LAST EDITED ON 03-20-14 AT 03:51 PM (EST)Hello again, reporting in as usual with the Greatest Spoilers of the 21st Century –(dum dee dum dum), and beyond.
I am Sam the Spoiler man. And it is Sam, not Spam, TYVM, and I do not appreciate those who would disparage my fake given name. And it really wasn’t necessary to use my front door as a canvas for the disparagement.
Anyway, the Spoilers of the Century this week were revealed in a flash of psychic inspiration. The homing Galapagos Tortoises that my merry band of nympho reporters used to convey their spoiler reports was slow this week (yeah, we may be upgrading to three-toed sloths next week) but it doesn’t matter because I have had a vision, several visions in fact, of sunny beaches, turquoise blue waters, coconut palms, gaudy bird life, and dumb as dirt castaways, who despite their lizard like IQs (not to insult lizards, but well..) will provide the entertainment next week.

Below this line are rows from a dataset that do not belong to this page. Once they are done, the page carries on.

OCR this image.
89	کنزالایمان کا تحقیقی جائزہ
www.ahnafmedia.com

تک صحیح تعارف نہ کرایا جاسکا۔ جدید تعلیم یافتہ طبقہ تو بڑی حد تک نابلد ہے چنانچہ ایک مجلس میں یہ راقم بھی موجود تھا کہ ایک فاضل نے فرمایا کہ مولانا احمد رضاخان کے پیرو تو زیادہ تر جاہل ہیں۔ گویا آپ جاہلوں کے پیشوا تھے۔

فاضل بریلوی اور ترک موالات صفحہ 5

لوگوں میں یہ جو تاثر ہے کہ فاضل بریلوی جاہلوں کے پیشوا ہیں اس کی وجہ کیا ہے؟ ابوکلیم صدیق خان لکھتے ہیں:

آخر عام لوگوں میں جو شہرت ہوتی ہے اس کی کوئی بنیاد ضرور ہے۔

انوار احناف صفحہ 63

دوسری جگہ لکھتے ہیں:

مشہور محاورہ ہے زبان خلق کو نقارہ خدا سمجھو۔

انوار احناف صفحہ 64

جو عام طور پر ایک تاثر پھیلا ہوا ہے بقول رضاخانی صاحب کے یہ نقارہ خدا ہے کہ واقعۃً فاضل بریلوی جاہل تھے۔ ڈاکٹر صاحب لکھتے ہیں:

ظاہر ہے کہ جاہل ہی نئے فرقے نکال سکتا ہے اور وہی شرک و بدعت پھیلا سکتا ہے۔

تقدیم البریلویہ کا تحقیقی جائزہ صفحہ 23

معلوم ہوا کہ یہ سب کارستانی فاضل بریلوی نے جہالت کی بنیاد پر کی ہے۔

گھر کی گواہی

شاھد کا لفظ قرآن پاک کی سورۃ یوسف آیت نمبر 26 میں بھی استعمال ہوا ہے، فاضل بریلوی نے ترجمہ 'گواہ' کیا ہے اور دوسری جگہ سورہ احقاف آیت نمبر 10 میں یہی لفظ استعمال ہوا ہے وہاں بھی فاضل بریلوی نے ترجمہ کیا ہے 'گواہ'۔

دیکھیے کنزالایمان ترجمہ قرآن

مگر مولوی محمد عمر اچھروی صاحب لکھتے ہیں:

Wait, wait, I’m getting one now, I see a machete, I see blood, I see Shambo face-planting in the sand while once again failing to catch her chickens. Chickens which, I might add, are in a cage and not all that hard to catch. But you know Shambo, she loves her some chicken chasing.
Anyway.
Psychic Spoiler #1: I see Tony in his private Spy shack. Whoa…Tony, you and your fist need to get a room!
Moving on. Quickly.
Psychic Spoiler #2: I see Morgan practicing her Rock-Paper-Scissors skills. She is sure that that will be the next IC, and she wants to get ahead. Or some head. The vision is vague on that point, much like the former prostitute herself (Hey, I hope no one is fooled by the “Former NFL Cheerleader cover that Survivor provided for her? She does have an NFL cheerleader outfit as well as a Little BoPeep outfit, a Substitute Teacher outfit, a Bad Bad Girl outfit, and an RTVW Loser Lodge Dominatrix Mistress outfit (with whips and handcuffs) that she wears at her little “Parties”, but the NFL personnel only have an “After Dark” partying relationship with her).
Psychic Spoiler #3: Spencer will try his Pawn takes Queen’s castle gambit next week. If it’s good enough for Bobby Fischer, it’s good enough for Spencer.
Psychic Spoiler #4: I see LJ tempting the Gods, and trying his best to join the “James Clements ‘I went home with a HI for a souvenir’” club. As usual with Survivor castaways, he fails. But it was a razor thin failure, so you got to give him some credit, he gave a go. And by staying he can still go for James’s record of going home with two HIs. We wish him the best.
Psychic Spoiler #5: I see a log challenge. I see Dave (you remember Dave from China? Dave Cruser?) hired as a log challenge mentor to both tribes. He misses the point though, thinking that both logs are just large Faber #2 pencils, and instructs the tribes on how to draw doodle mazes and build fire pits. Well, this is Survivor, expect the unexpected. Or the moronic.
Tribe strikes again
Sorry, they just come to me sometimes; I can't just summon a psychic vision whenever I want…Wait. I see something, I see Cliff Robinson in despair over having been evicted and wading out into the ocean in a desperate attempt to stop the pain of rejection and wash away his tears, and not being able to find a spot around the island deep enough for him to drown in.
Then I see him promising to himself that when he watches Survivor and figures out who betrayed him and who voted to evict him, that he is going to do some hoop jamming with their heads (and between you and me, Tony’s head would make a pretty good basketball. Except for dribbling. Round and smooth. And, using the mouth and eyes for finger holes, it would also make a decent bowling ball. We have finally found something Tony would be good for. Yea us).
So Cliff is plotting his revenge NBA style, and that has given him peace. In the meantime, he is contributing to life at the ponderosa by wrestling whales for food, picking coconuts from the trees, and regaling the other rejectees with stories of how he taught Clyde the Glide every thing he knew.